January 6: Storage facilities, or magazines/ bunkers, were exhausted, leaving 3.5 million pounds of M6 in an unapproved location.
"We used every magazine available to us. In addition to the magazines leased by Explo," Moss said. "Twenty two magazines from the Louisiana National Guard were secured to store the material."
January 7: Explo searched outside of Camp Minden in an attempt to secure other locations for storage including Red River Army Depot, Lone Star Army Ammunition Plant, Milan Ammunition Plant and McAlester Ammunition Plant. They were unable to secure space.
January 10: LSP, EPA, DCIS, ATF, FBI and WPSO met with Bossier-Webster District Attorney Schuyler Marvin and a representative from th U.S. Attorney's office in Shreveport and provided a status update.
January 23: Explo submitted a letter to the Office of the Secretary of Defense requesting an exemption to the regulations pertaining to storage of non-defense material.
"The DOD's statement was since the material Explo was provided had been taken out of its original state (by being repackaged) it was now considered demilitarized ammunition or material and was no longer their property," Moss said. "This request was verbally denied, and Explo nor the Louisiana State Police ever received anything in writing.

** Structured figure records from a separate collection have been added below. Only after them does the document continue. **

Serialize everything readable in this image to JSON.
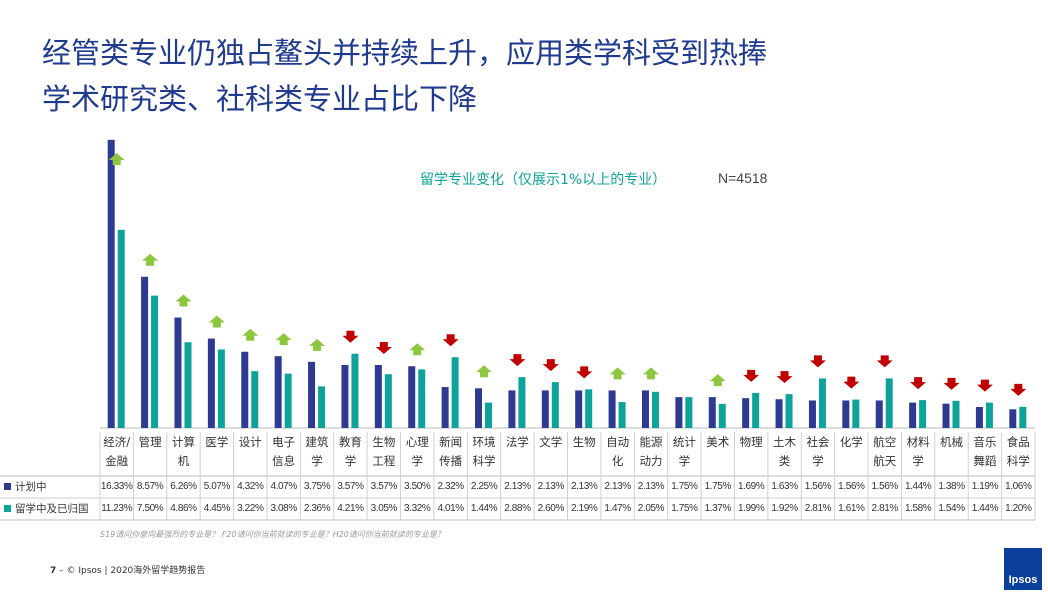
{
  "chart_data": {
    "type": "bar",
    "title": [
      "经管类专业仍独占鳌头并持续上升，应用类学科受到热捧",
      "学术研究类、社科类专业占比下降"
    ],
    "subtitle": "留学专业变化（仅展示1%以上的专业）",
    "annotation": "N=4518",
    "categories": [
      "经济/金融",
      "管理",
      "计算机",
      "医学",
      "设计",
      "电子信息",
      "建筑学",
      "教育学",
      "生物工程",
      "心理学",
      "新闻传播",
      "环境科学",
      "法学",
      "文学",
      "生物",
      "自动化",
      "能源动力",
      "统计学",
      "美术",
      "物理",
      "土木类",
      "社会学",
      "化学",
      "航空航天",
      "材料学",
      "机械",
      "音乐舞蹈",
      "食品科学"
    ],
    "series": [
      {
        "name": "计划中",
        "color": "#2e3a91",
        "values": [
          16.33,
          8.57,
          6.26,
          5.07,
          4.32,
          4.07,
          3.75,
          3.57,
          3.57,
          3.5,
          2.32,
          2.25,
          2.13,
          2.13,
          2.13,
          2.13,
          2.13,
          1.75,
          1.75,
          1.69,
          1.63,
          1.56,
          1.56,
          1.56,
          1.44,
          1.38,
          1.19,
          1.06
        ],
        "value_labels": [
          "16.33%",
          "8.57%",
          "6.26%",
          "5.07%",
          "4.32%",
          "4.07%",
          "3.75%",
          "3.57%",
          "3.57%",
          "3.50%",
          "2.32%",
          "2.25%",
          "2.13%",
          "2.13%",
          "2.13%",
          "2.13%",
          "2.13%",
          "1.75%",
          "1.75%",
          "1.69%",
          "1.63%",
          "1.56%",
          "1.56%",
          "1.56%",
          "1.44%",
          "1.38%",
          "1.19%",
          "1.06%"
        ]
      },
      {
        "name": "留学中及已归国",
        "color": "#0ea39a",
        "values": [
          11.23,
          7.5,
          4.86,
          4.45,
          3.22,
          3.08,
          2.36,
          4.21,
          3.05,
          3.32,
          4.01,
          1.44,
          2.88,
          2.6,
          2.19,
          1.47,
          2.05,
          1.75,
          1.37,
          1.99,
          1.92,
          2.81,
          1.61,
          2.81,
          1.58,
          1.54,
          1.44,
          1.2
        ],
        "value_labels": [
          "11.23%",
          "7.50%",
          "4.86%",
          "4.45%",
          "3.22%",
          "3.08%",
          "2.36%",
          "4.21%",
          "3.05%",
          "3.32%",
          "4.01%",
          "1.44%",
          "2.88%",
          "2.60%",
          "2.19%",
          "1.47%",
          "2.05%",
          "1.75%",
          "1.37%",
          "1.99%",
          "1.92%",
          "2.81%",
          "1.61%",
          "2.81%",
          "1.58%",
          "1.54%",
          "1.44%",
          "1.20%"
        ]
      }
    ],
    "trend": [
      "up",
      "up",
      "up",
      "up",
      "up",
      "up",
      "up",
      "down",
      "down",
      "up",
      "down",
      "up",
      "down",
      "down",
      "down",
      "up",
      "up",
      null,
      "up",
      "down",
      "down",
      "down",
      "down",
      "down",
      "down",
      "down",
      "down",
      "down"
    ],
    "trend_colors": {
      "up": "#8dc63f",
      "down": "#c00000"
    },
    "note": "S19请问你意向最强烈的专业是？ F20请问你当前就读的专业是？H20请问你当前就读的专业是？"
  },
  "footer": {
    "page": "7",
    "text": "– © Ipsos | 2020海外留学趋势报告"
  },
  "logo": "Ipsos"
}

"The DOD did advise that request should be submitted by the state," Moss continued. "Maj. Gen. (Glenn) Curtis submitted a request to the Secretary of Defense (Leon) Panetta asking for that exemption. We were told that all resources from the state had to be exhausted, meaning that all of our options had to be at least visited or exhausted before anyone from the DOD would assist us."
February 5: LSP was advised by DOD that if Explo defaults on their ability to secure the storage, the State of Louisiana would be responsible.
Curtis submitted a memorandum to Panetta advising that all resources had been exhausted and a request for an exemption to transport and store the material was requested.
"We have never received anything back from the Secretary of Defense after that was sent," Moss said.
Moss said he hopes Thursday's Homeland Security Committee meeting will help the situation move forward.